By Joe Pantorno
These are not the days of old when the 1998 Yankees flexed their muscles, grimaced toward the small-market San Diego Padres and blew by them for the first of three-straight World Series titles.
Gone are the days of the Yankees mystique and aura intimidating the smaller clubs they come in contact with during the postseason — especially their 2020 ALDS opponents, the Tampa Bay Rays.
Game 1 beginning on Monday night (8:07 p.m. first pitch, TBS), is the first opportunity for the Yankees to shed the notion that the Rays own them, having gone 2-8 against their hated AL East rivals during the truncated 2020 season.

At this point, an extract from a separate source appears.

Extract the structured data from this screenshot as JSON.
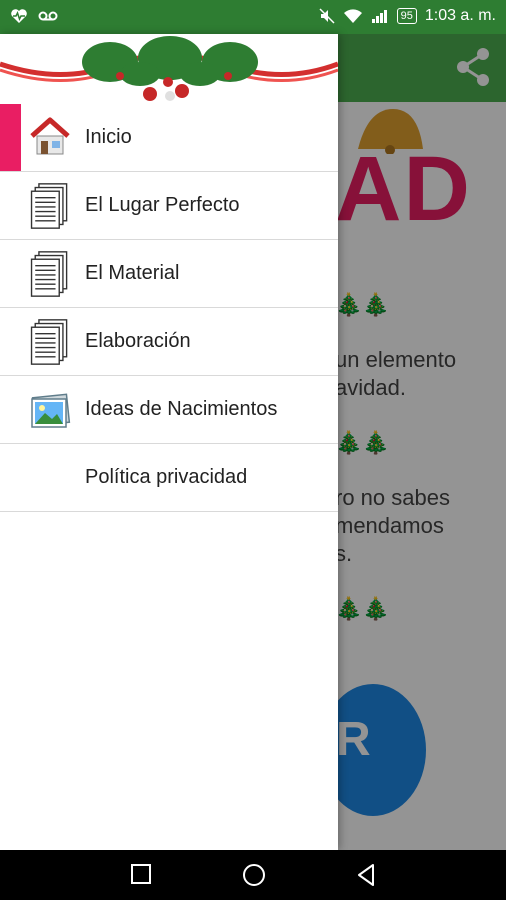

For Tampa Bay center fielder Kevin Kiermaier, a strong showing in the ALDS only confirms that the small-market Rays are deserving to be mentioned with the American League’s elite after taking the AL East regular-season crown.
“We know we can play with anyone. We know we can beat anyone. They are a big market team, everyone knows the Yankees, huge payroll. We are here trying to play our game. We don’t get a whole lot of recognition but at the end of the day we win ballgames,” he said. “We know we are darn good at that. We don’t plan on changing anything as far as that. We plan on racking up the ‘Ws.’ We got 11 more and that is what we plan on doing.”
The Rays are the antithesis of everything the Yankees represent, not just on the economic landscape.
They play a brand of small-ball fueled by analytics that recently has a cast of no-names and never-was’ to legitimate contenders.
After winning 96 games last year, the Rays boasted the second-best record in baseball this season despite ranking 14th in home runs hit, 12th in runs scored, 21st in team batting average, and 13th in team OPS.
Their ability to manufacture runs without the long ball or overwhelming power like the Yankees is supplemented by one of the strongest, most well-rounded pitching staffs in baseball.
Tampa Bay’s combined ERA between starters and relievers is third-best in baseball, boasting a bevy of arms to keep the opposition befuddled at the dish.
They certainly had the Yankees confused during the regular season, as the Bronx Bombers came nowhere near living up to their famous nickname, slashing 218/.301/.383 while striking out on 27.8% of their at-bats against the Rays this season.
“We’re up against a really good opponent and we just have to play well,” Yankees manager Aaron Boone said. “Our focus here these next two days and on through the week is going to be on us and playing our best baseball.”